A 6ª Conferência Nacional Infantojuvenil pelo Meio Ambiente (6ª CNIJMA), realizada em Luziânia, Goiás, reuniu, ao longo de cinco dias, crianças e adolescentes de todas as regiões do Brasil para debater, propor soluções e se engajar na defesa do meio ambiente e no combate à injustiça climática. Ao final do evento, nesta sexta-feira (10), os jovens voltaram para seus municípios com planos concretos de atuação e a responsabilidade de transmitir os aprendizados adquiridos a suas comunidades, fortalecendo a educação ambiental em escala local.

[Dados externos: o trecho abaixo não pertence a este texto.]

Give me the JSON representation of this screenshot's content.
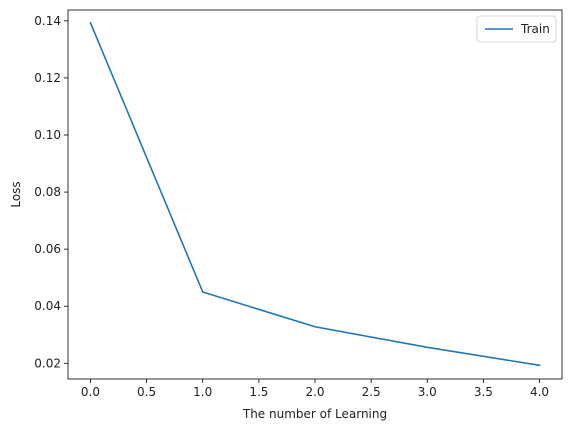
{
  "chart_data": {
    "type": "line",
    "title": "",
    "xlabel": "The number of Learning",
    "ylabel": "Loss",
    "xlim": [
      -0.2,
      4.2
    ],
    "ylim": [
      0.0145,
      0.1438
    ],
    "xticks": [
      0.0,
      0.5,
      1.0,
      1.5,
      2.0,
      2.5,
      3.0,
      3.5,
      4.0
    ],
    "xtick_labels": [
      "0.0",
      "0.5",
      "1.0",
      "1.5",
      "2.0",
      "2.5",
      "3.0",
      "3.5",
      "4.0"
    ],
    "yticks": [
      0.02,
      0.04,
      0.06,
      0.08,
      0.1,
      0.12,
      0.14
    ],
    "ytick_labels": [
      "0.02",
      "0.04",
      "0.06",
      "0.08",
      "0.10",
      "0.12",
      "0.14"
    ],
    "grid": false,
    "legend": {
      "position": "top-right"
    },
    "series": [
      {
        "name": "Train",
        "color": "#1f77b4",
        "x": [
          0,
          1,
          2,
          3,
          4
        ],
        "y": [
          0.1393,
          0.045,
          0.0328,
          0.0256,
          0.0193
        ]
      }
    ]
  }
}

O evento contou com debates, gincanas, palestras, oficinas temáticas e atrações culturais, proporcionando experiências práticas e conhecimento aprofundado sobre os efeitos das mudanças climáticas, especialmente nas comunidades mais vulneráveis e marginalizadas do país. Participantes como Lara Guimarães Silva, de 13 anos, da comunidade quilombola de Graúna, no Espírito Santo, destacaram a necessidade de integrar saberes e práticas ancestrais às soluções globais para promover equidade e respeito à natureza. “Com o clima desregulado, a gente perde um pouco das nossas tradições e culturas”, afirmou a jovem, enfatizando a ligação íntima entre meio ambiente e cultura comunitária.
Da região Norte, Jessyane Cavalcante, de 12 anos, defendeu a reciclagem de embalagens plásticas em Mucajaí, Roraima, destacando que a reutilização de materiais descartados corretamente poderia reduzir significativamente a poluição local. Por sua vez, a estudante indígena Adryellen Silveira Bertoldo, de 13 anos, de Aracruz, Espírito Santo, ressaltou que os impactos climáticos prejudicam a produção de alimentos na aldeia onde vive, tornando urgente o compartilhamento de estratégias aprendidas durante a conferência.

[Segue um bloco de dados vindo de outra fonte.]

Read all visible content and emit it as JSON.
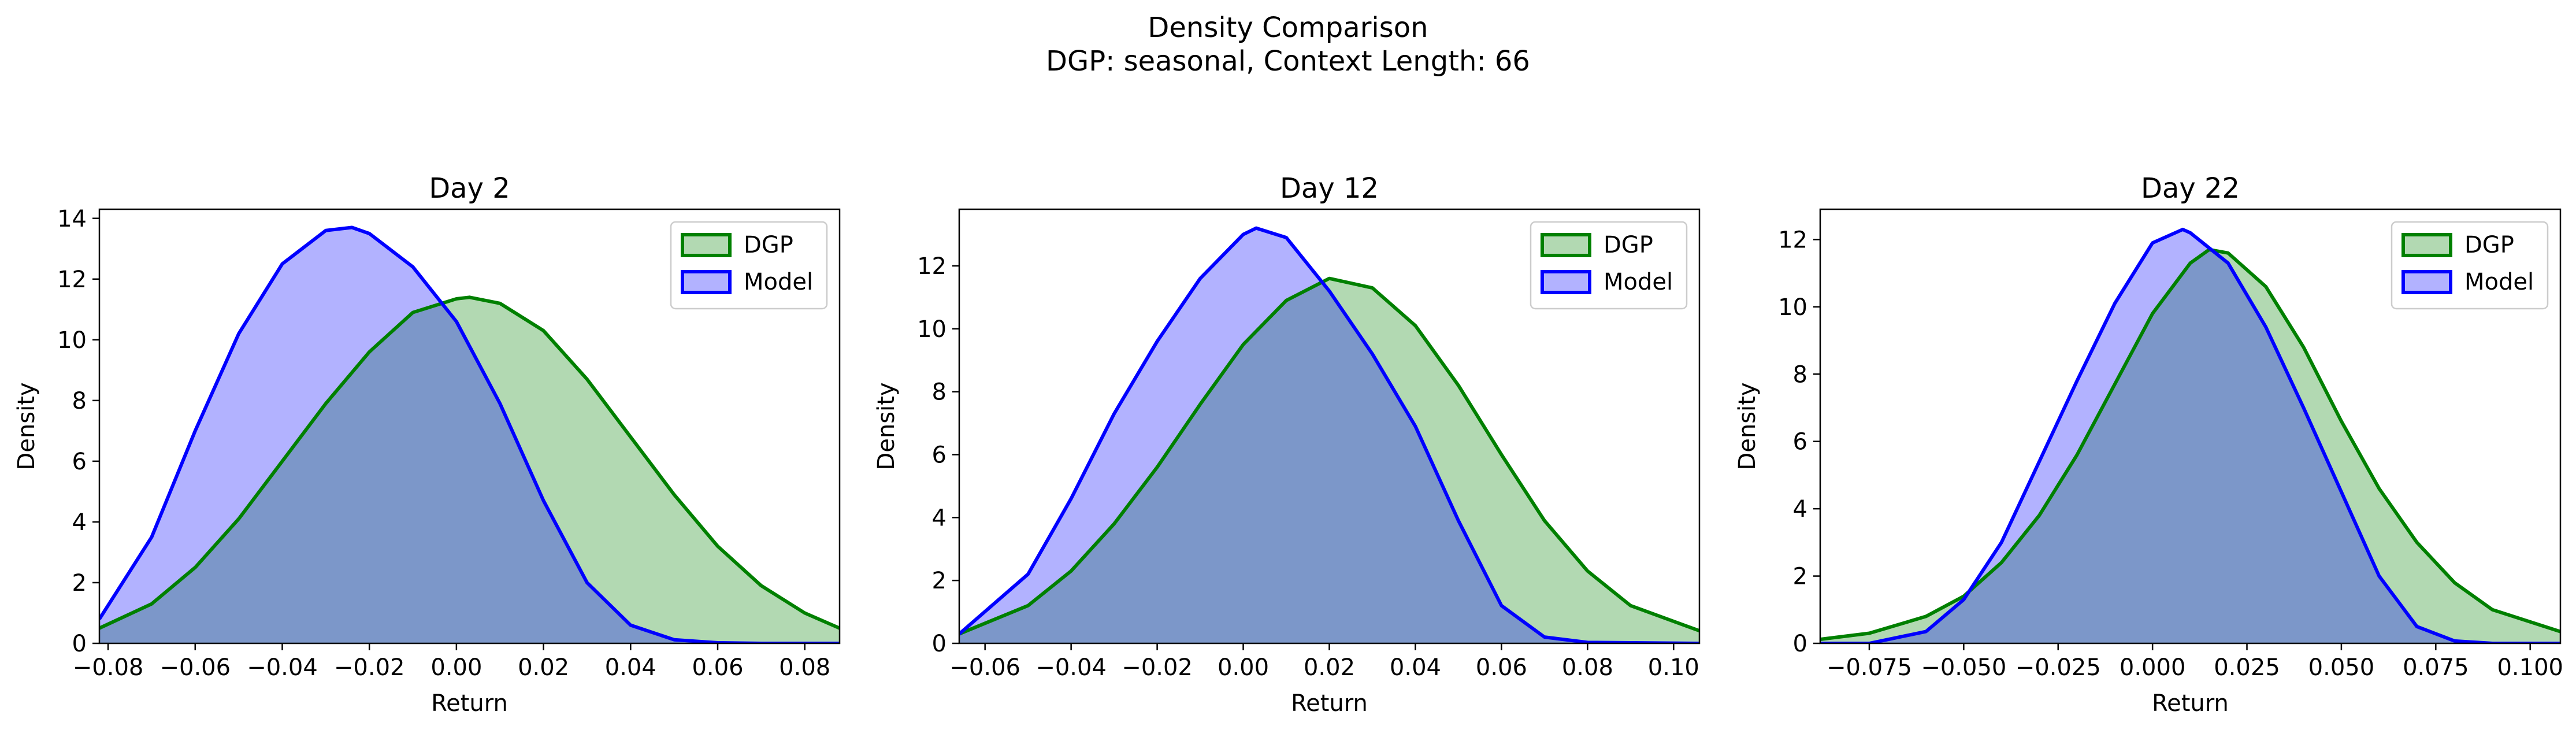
{
  "figure": {
    "title": "Density Comparison",
    "subtitle": "DGP: seasonal, Context Length: 66"
  },
  "colors": {
    "dgp_line": "#008000",
    "dgp_fill": "#008000",
    "model_line": "#0000ff",
    "model_fill": "#0000ff",
    "fill_alpha": 0.3
  },
  "chart_data": [
    {
      "type": "area",
      "title": "Day 2",
      "xlabel": "Return",
      "ylabel": "Density",
      "xlim": [
        -0.082,
        0.088
      ],
      "ylim": [
        0,
        14.3
      ],
      "xticks": [
        -0.08,
        -0.06,
        -0.04,
        -0.02,
        0.0,
        0.02,
        0.04,
        0.06,
        0.08
      ],
      "xtick_labels": [
        "−0.08",
        "−0.06",
        "−0.04",
        "−0.02",
        "0.00",
        "0.02",
        "0.04",
        "0.06",
        "0.08"
      ],
      "yticks": [
        0,
        2,
        4,
        6,
        8,
        10,
        12,
        14
      ],
      "ytick_labels": [
        "0",
        "2",
        "4",
        "6",
        "8",
        "10",
        "12",
        "14"
      ],
      "grid": false,
      "legend": "top-right",
      "series": [
        {
          "name": "DGP",
          "color": "dgp",
          "x": [
            -0.082,
            -0.07,
            -0.06,
            -0.05,
            -0.04,
            -0.03,
            -0.02,
            -0.01,
            0.0,
            0.003,
            0.01,
            0.02,
            0.03,
            0.04,
            0.05,
            0.06,
            0.07,
            0.08,
            0.088
          ],
          "y": [
            0.5,
            1.3,
            2.5,
            4.1,
            6.0,
            7.9,
            9.6,
            10.9,
            11.35,
            11.4,
            11.2,
            10.3,
            8.7,
            6.8,
            4.9,
            3.2,
            1.9,
            1.0,
            0.5
          ]
        },
        {
          "name": "Model",
          "color": "model",
          "x": [
            -0.082,
            -0.07,
            -0.06,
            -0.05,
            -0.04,
            -0.03,
            -0.024,
            -0.02,
            -0.01,
            0.0,
            0.01,
            0.02,
            0.03,
            0.04,
            0.05,
            0.06,
            0.07,
            0.08,
            0.088
          ],
          "y": [
            0.8,
            3.5,
            7.0,
            10.2,
            12.5,
            13.6,
            13.7,
            13.5,
            12.4,
            10.6,
            7.9,
            4.7,
            2.0,
            0.6,
            0.12,
            0.02,
            0.0,
            0.0,
            0.0
          ]
        }
      ]
    },
    {
      "type": "area",
      "title": "Day 12",
      "xlabel": "Return",
      "ylabel": "Density",
      "xlim": [
        -0.066,
        0.106
      ],
      "ylim": [
        0,
        13.8
      ],
      "xticks": [
        -0.06,
        -0.04,
        -0.02,
        0.0,
        0.02,
        0.04,
        0.06,
        0.08,
        0.1
      ],
      "xtick_labels": [
        "−0.06",
        "−0.04",
        "−0.02",
        "0.00",
        "0.02",
        "0.04",
        "0.06",
        "0.08",
        "0.10"
      ],
      "yticks": [
        0,
        2,
        4,
        6,
        8,
        10,
        12
      ],
      "ytick_labels": [
        "0",
        "2",
        "4",
        "6",
        "8",
        "10",
        "12"
      ],
      "grid": false,
      "legend": "top-right",
      "series": [
        {
          "name": "DGP",
          "color": "dgp",
          "x": [
            -0.066,
            -0.05,
            -0.04,
            -0.03,
            -0.02,
            -0.01,
            0.0,
            0.01,
            0.02,
            0.03,
            0.04,
            0.05,
            0.06,
            0.07,
            0.08,
            0.09,
            0.106
          ],
          "y": [
            0.3,
            1.2,
            2.3,
            3.8,
            5.6,
            7.6,
            9.5,
            10.9,
            11.6,
            11.3,
            10.1,
            8.2,
            6.0,
            3.9,
            2.3,
            1.2,
            0.4
          ]
        },
        {
          "name": "Model",
          "color": "model",
          "x": [
            -0.066,
            -0.05,
            -0.04,
            -0.03,
            -0.02,
            -0.01,
            0.0,
            0.003,
            0.01,
            0.02,
            0.03,
            0.04,
            0.05,
            0.06,
            0.07,
            0.08,
            0.106
          ],
          "y": [
            0.3,
            2.2,
            4.6,
            7.3,
            9.6,
            11.6,
            13.0,
            13.2,
            12.9,
            11.2,
            9.2,
            6.9,
            3.9,
            1.2,
            0.2,
            0.03,
            0.0
          ]
        }
      ]
    },
    {
      "type": "area",
      "title": "Day 22",
      "xlabel": "Return",
      "ylabel": "Density",
      "xlim": [
        -0.088,
        0.108
      ],
      "ylim": [
        0,
        12.9
      ],
      "xticks": [
        -0.075,
        -0.05,
        -0.025,
        0.0,
        0.025,
        0.05,
        0.075,
        0.1
      ],
      "xtick_labels": [
        "−0.075",
        "−0.050",
        "−0.025",
        "0.000",
        "0.025",
        "0.050",
        "0.075",
        "0.100"
      ],
      "yticks": [
        0,
        2,
        4,
        6,
        8,
        10,
        12
      ],
      "ytick_labels": [
        "0",
        "2",
        "4",
        "6",
        "8",
        "10",
        "12"
      ],
      "grid": false,
      "legend": "top-right",
      "series": [
        {
          "name": "DGP",
          "color": "dgp",
          "x": [
            -0.088,
            -0.075,
            -0.06,
            -0.05,
            -0.04,
            -0.03,
            -0.02,
            -0.01,
            0.0,
            0.01,
            0.015,
            0.02,
            0.03,
            0.04,
            0.05,
            0.06,
            0.07,
            0.08,
            0.09,
            0.108
          ],
          "y": [
            0.12,
            0.3,
            0.8,
            1.4,
            2.4,
            3.8,
            5.6,
            7.7,
            9.8,
            11.3,
            11.7,
            11.6,
            10.6,
            8.8,
            6.6,
            4.6,
            3.0,
            1.8,
            1.0,
            0.35
          ]
        },
        {
          "name": "Model",
          "color": "model",
          "x": [
            -0.088,
            -0.075,
            -0.06,
            -0.05,
            -0.04,
            -0.03,
            -0.02,
            -0.01,
            0.0,
            0.008,
            0.01,
            0.02,
            0.03,
            0.04,
            0.05,
            0.06,
            0.07,
            0.08,
            0.09,
            0.108
          ],
          "y": [
            0.0,
            0.0,
            0.35,
            1.3,
            3.0,
            5.4,
            7.8,
            10.1,
            11.9,
            12.3,
            12.2,
            11.3,
            9.4,
            7.0,
            4.5,
            2.0,
            0.5,
            0.07,
            0.0,
            0.0
          ]
        }
      ]
    }
  ]
}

No Cerrado, o jovem Elton Brenner, de 14 anos, trouxe propostas para soluções urbanas sustentáveis, como aumento de áreas verdes, hortas comunitárias e reaproveitamento da água, reforçando a necessidade de ações concretas nos territórios escolares. Kleber Medeiros de Oliveira Júnior, de 13 anos, observou a substituição da vegetação nativa por monoculturas durante sua viagem de São Miguel do Araguaia a Luziânia, alertando para os efeitos do desmatamento e da poluição nos rios locais.
O evento reuniu mais de 800 participantes, todos representantes das etapas preparatórias estaduais e municipais. A conferência não apenas promoveu debates e aprendizado sobre sustentabilidade, mas também incentivou o protagonismo juvenil, permitindo que estudantes apresentassem propostas e projetos à sociedade e ao governo federal. Nesta edição, os jovens entregaram ao presidente Luiz Inácio Lula da Silva e a ministros a Carta Musical Raiz que Floresce e a versão preliminar da Carta Compromisso das Crianças e Jovens pelo Futuro do Planeta, que será levada à COP30, em Belém, em novembro, como forma de reforçar a participação ativa das novas gerações nas políticas ambientais.
A experiência também envolveu gestores de educação e educadores, como Francisco Gelmo Sousa, cantor e compositor cearense, que participou do evento como educador e destacou o impacto transformador da conferência na formação de consciência ambiental desde cedo. Servidores da educação de estados como Piauí e Bahia reforçaram a importância do evento na construção de valores, hábitos e atitudes voltados à sustentabilidade e à proteção do meio ambiente.
A 6ª CNIJMA evidencia que a mobilização de crianças e adolescentes, acompanhada de orientação pedagógica e prática, é capaz de transformar comunidades, influenciar políticas públicas e criar cidadãos conscientes sobre a importância de preservar os recursos naturais. O compromisso dos participantes se estende além da conferência, refletindo-se em ações concretas para enfrentar a injustiça climática, promover a educação ambiental e fortalecer o protagonismo juvenil em todo o território nacional.